13.05.2017, 20:21 Uhr

Projekt Präventionsprogramm 'P.A.R.T.Y.' im Klinikum Rechts der Isar

Foto: Rainer Auer (Foto:Schmid)Foto: Rainer Auer (Foto:Schmid)

Am Freitag, 12. Mai, zwischen zehn und zwölf Uhr konnten Jugendliche, im Alter von 15 bis 18 Uhr den Tätigkeitsbereich einer Notaufnahme und das umfassende Equipment eines Rettungswangen im Krankenhaus Rechts der Isar betrachten.

MÜNCHEN Die Gäste konnten sich ein Bild davon machen, mit welchen Maßnahmen und Gerät, bereits an der Unfallstelle geholfen werden kann.
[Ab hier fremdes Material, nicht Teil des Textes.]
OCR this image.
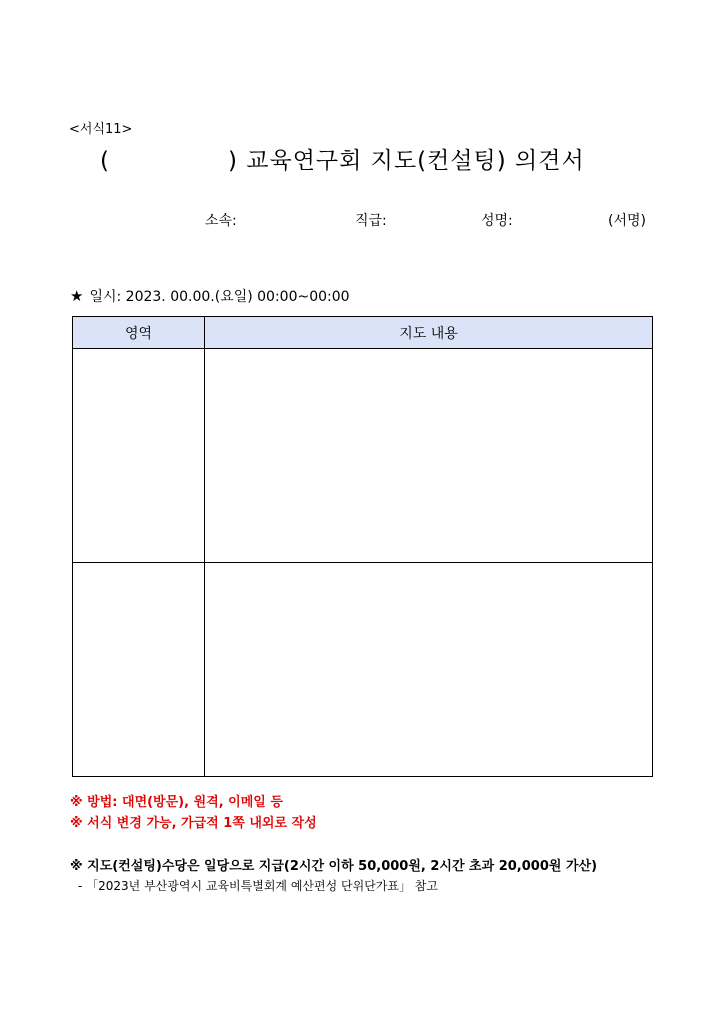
<서식11>
(	) 교육연구회 지도(컨설팅) 의견서
소속:	직급:	성명:	(서명)
★ 일시: 2023. 00.00.(요일) 00:00~00:00
영역	지도 내용

※ 방법: 대면(방문), 원격, 이메일 등
※ 서식 변경 가능, 가급적 1쪽 내외로 작성
※ 지도(컨설팅)수당은 일당으로 지급(2시간 이하 50,000원, 2시간 초과 20,000원 가산)
- 「2023년 부산광역시 교육비특별회계 예산편성 단위단가표」 참고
Ebenso gab es die Möglichkeit den RTW der Feuerwehr München an zu fassen und ihn, ohne krank zu sein, zu betreten. Im Krankenhaus konnten die Schülerrinnen und Schüler die einzelnen "Stationen" ansehen, die sonst nur ein polytraumatisierter Patient durchläuft. Auch die intensivmedizinische Versorgung der jeweiligen Fachrichtung wurde eingehend behandelt und besichtigt.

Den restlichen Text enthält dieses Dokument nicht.